Let $f(\theta, \epsilon)$ be smooth on $[0,2\pi] \times [0,\infty)$ such that

- $f(\theta, \epsilon)$ converges to $f(\theta, 0)$ uniformly as $\epsilon \rightarrow 0$.
- $f(\theta, \epsilon) > 0$ for $\epsilon > 0$, $f(\theta, \epsilon)$ has a unique minimum $\theta_{\epsilon}$ with $\frac{\partial^2 f}{\partial \theta^2}(\theta_{\epsilon}, \epsilon) > 0$ for every $\epsilon > 0$.
- $f(\theta, 0) = (\theta - \theta_0)^2 h(\theta)$ with $h(\theta) > 0$ for all $\theta \in [0,2\pi)$.
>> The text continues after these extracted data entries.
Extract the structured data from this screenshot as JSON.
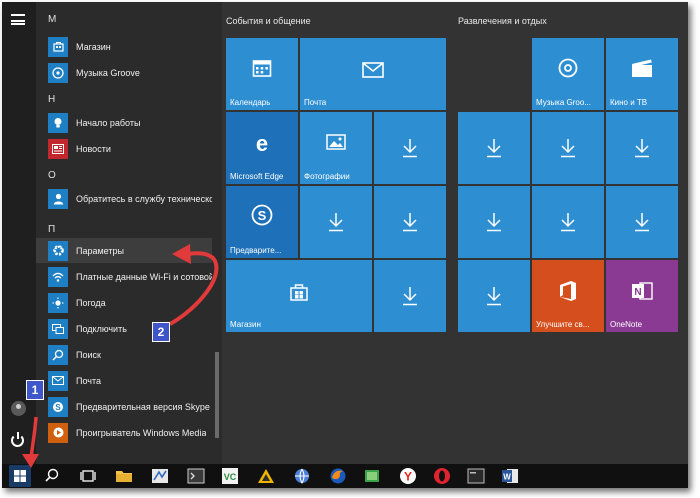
{
  "start_menu": {
    "app_list": [
      {
        "type": "letter",
        "text": "M"
      },
      {
        "type": "app",
        "label": "Магазин",
        "icon": "store-icon",
        "color": "blue"
      },
      {
        "type": "app",
        "label": "Музыка Groove",
        "icon": "groove-music-icon",
        "color": "blue"
      },
      {
        "type": "letter",
        "text": "Н"
      },
      {
        "type": "app",
        "label": "Начало работы",
        "icon": "lightbulb-icon",
        "color": "blue"
      },
      {
        "type": "app",
        "label": "Новости",
        "icon": "news-icon",
        "color": "red"
      },
      {
        "type": "letter",
        "text": "О"
      },
      {
        "type": "app",
        "label": "Обратитесь в службу техническо...",
        "icon": "support-person-icon",
        "color": "blue"
      },
      {
        "type": "letter",
        "text": "П"
      },
      {
        "type": "app",
        "label": "Параметры",
        "icon": "gear-icon",
        "color": "blue",
        "selected": true
      },
      {
        "type": "app",
        "label": "Платные данные Wi-Fi и сотовой...",
        "icon": "wifi-data-icon",
        "color": "blue"
      },
      {
        "type": "app",
        "label": "Погода",
        "icon": "weather-sun-icon",
        "color": "blue"
      },
      {
        "type": "app",
        "label": "Подключить",
        "icon": "connect-icon",
        "color": "blue"
      },
      {
        "type": "app",
        "label": "Поиск",
        "icon": "search-icon",
        "color": "blue"
      },
      {
        "type": "app",
        "label": "Почта",
        "icon": "mail-icon",
        "color": "blue"
      },
      {
        "type": "app",
        "label": "Предварительная версия Skype",
        "icon": "skype-icon",
        "color": "blue"
      },
      {
        "type": "app",
        "label": "Проигрыватель Windows Media",
        "icon": "media-player-icon",
        "color": "orange"
      }
    ],
    "groups": [
      {
        "title": "События и общение"
      },
      {
        "title": "Развлечения и отдых"
      }
    ],
    "tiles": {
      "calendar": "Календарь",
      "mail": "Почта",
      "edge": "Microsoft Edge",
      "photos": "Фотографии",
      "skype": "Предварите...",
      "store": "Магазин",
      "groove": "Музыка Groo...",
      "movies": "Кино и ТВ",
      "office": "Улучшите св...",
      "onenote": "OneNote"
    }
  },
  "annotations": {
    "badge1": "1",
    "badge2": "2"
  },
  "colors": {
    "tile_blue": "#2d8ed2",
    "tile_dark_blue": "#1e71b8",
    "office_orange": "#d44f1d",
    "onenote_purple": "#8a3a92",
    "arrow_red": "#e23a3a",
    "badge_blue": "#3f56c9"
  }
}
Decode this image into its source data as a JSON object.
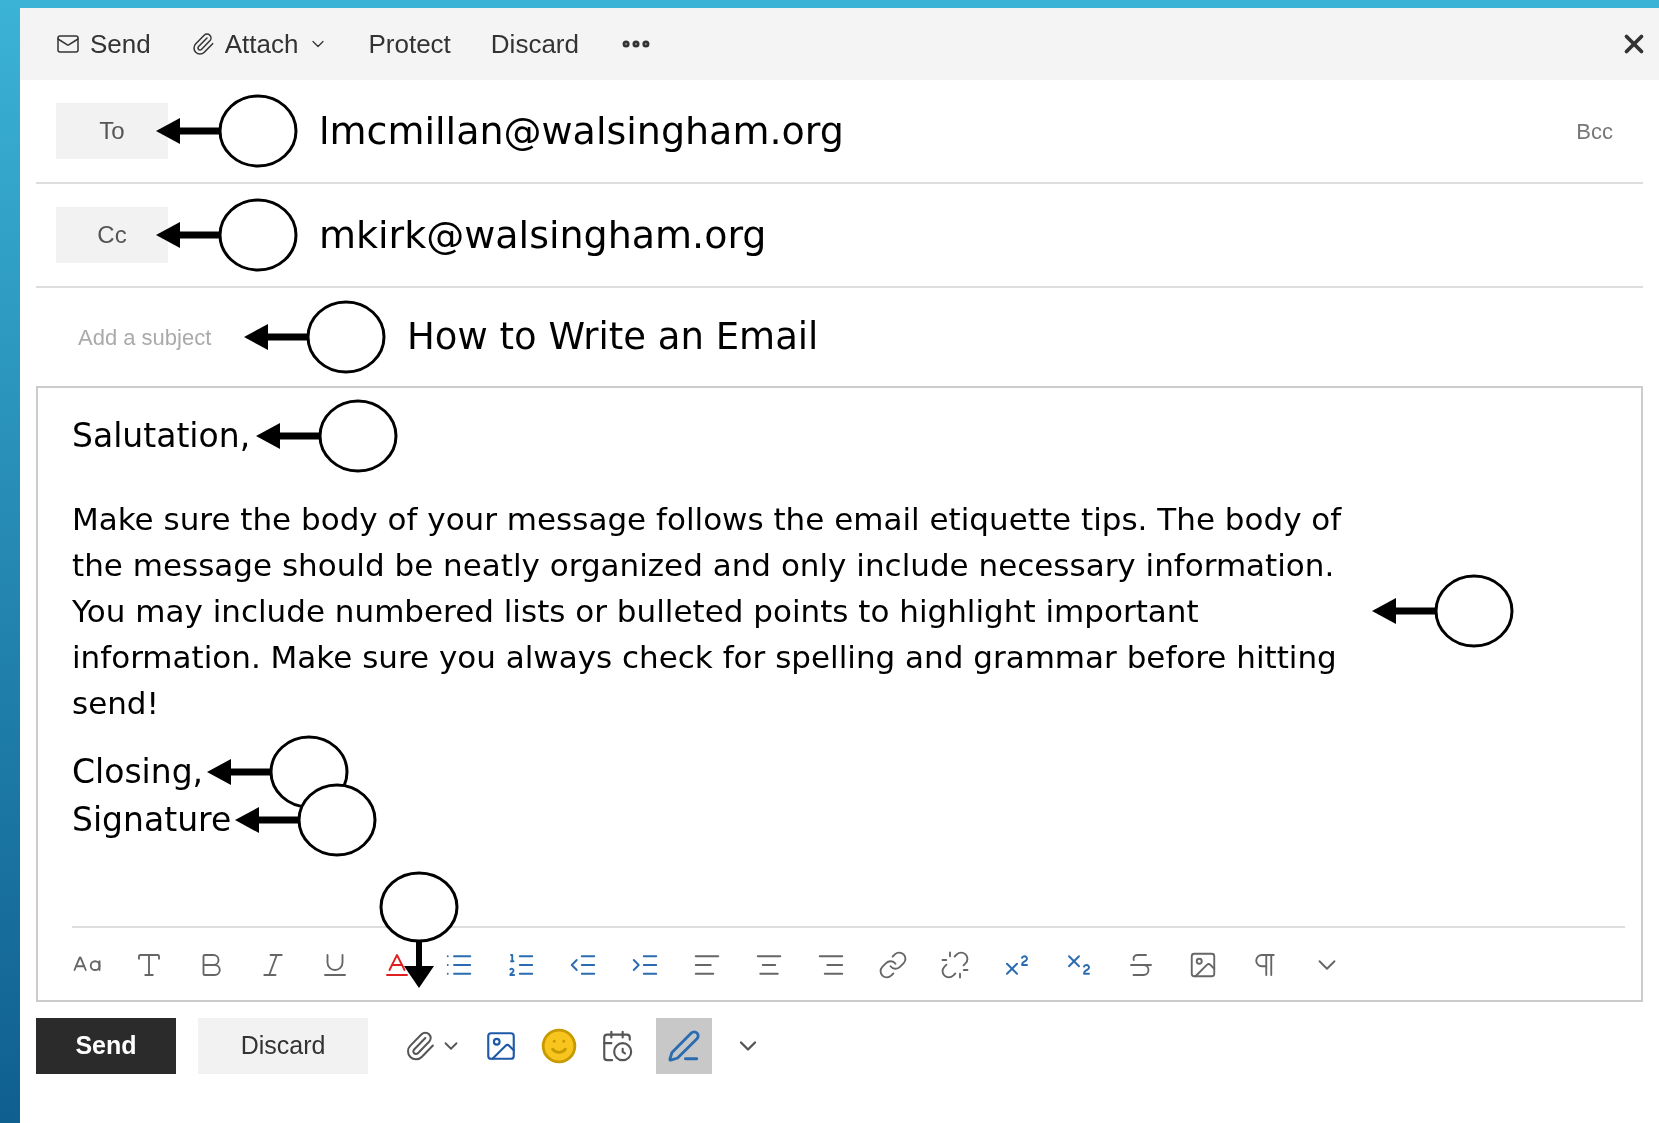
{
  "toolbar": [
    {
      "label": "Send"
    },
    {
      "label": "Attach"
    },
    {
      "label": "Protect"
    },
    {
      "label": "Discard"
    }
  ],
  "recipients": [
    {
      "button": "To",
      "value": "lmcmillan@walsingham.org"
    },
    {
      "button": "Cc",
      "value": "mkirk@walsingham.org"
    }
  ],
  "bcc": "Bcc",
  "subject": {
    "placeholder": "Add a subject",
    "value": "How to Write an Email"
  },
  "body": {
    "salutation": "Salutation,",
    "paragraph": "Make sure the body of your message follows the email etiquette tips. The body of the message should be neatly organized and only include necessary information. You may include numbered lists or bulleted points to highlight important information. Make sure you always check for spelling and grammar before hitting send!",
    "closing": "Closing,",
    "signature": "Signature"
  },
  "actions": [
    {
      "label": "Send",
      "primary": true
    },
    {
      "label": "Discard",
      "primary": false
    }
  ]
}
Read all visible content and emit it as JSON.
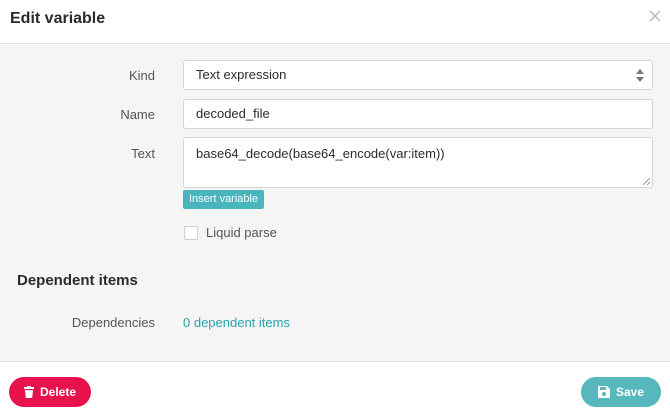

Then $f(\theta_{\epsilon}, \epsilon) \rightarrow f(\theta_0, 0) = 0$ and $\theta_{\epsilon} \rightarrow \theta_0$ as $\epsilon \rightarrow 0$. I wonder if $\theta_{\epsilon} - \theta_0$ can decay arbitrarily slow compared to $f(\theta_{\epsilon}, \epsilon)$ or not. In other words, does there exist a function $f$ satisfying the assumptions above and a subsequence $\epsilon_n \rightarrow 0$ such that

$$ \lim_{n \rightarrow \infty} \frac{g(|\theta_{\epsilon_n} - \theta_0|)}{f(\theta_{\epsilon_n}, \epsilon_n)} = \infty $$

for any function $g: \mathbb{R} \rightarrow \mathbb{R}$ with $g(0)=0$ and $g(x) > 0$ for $x > 0$?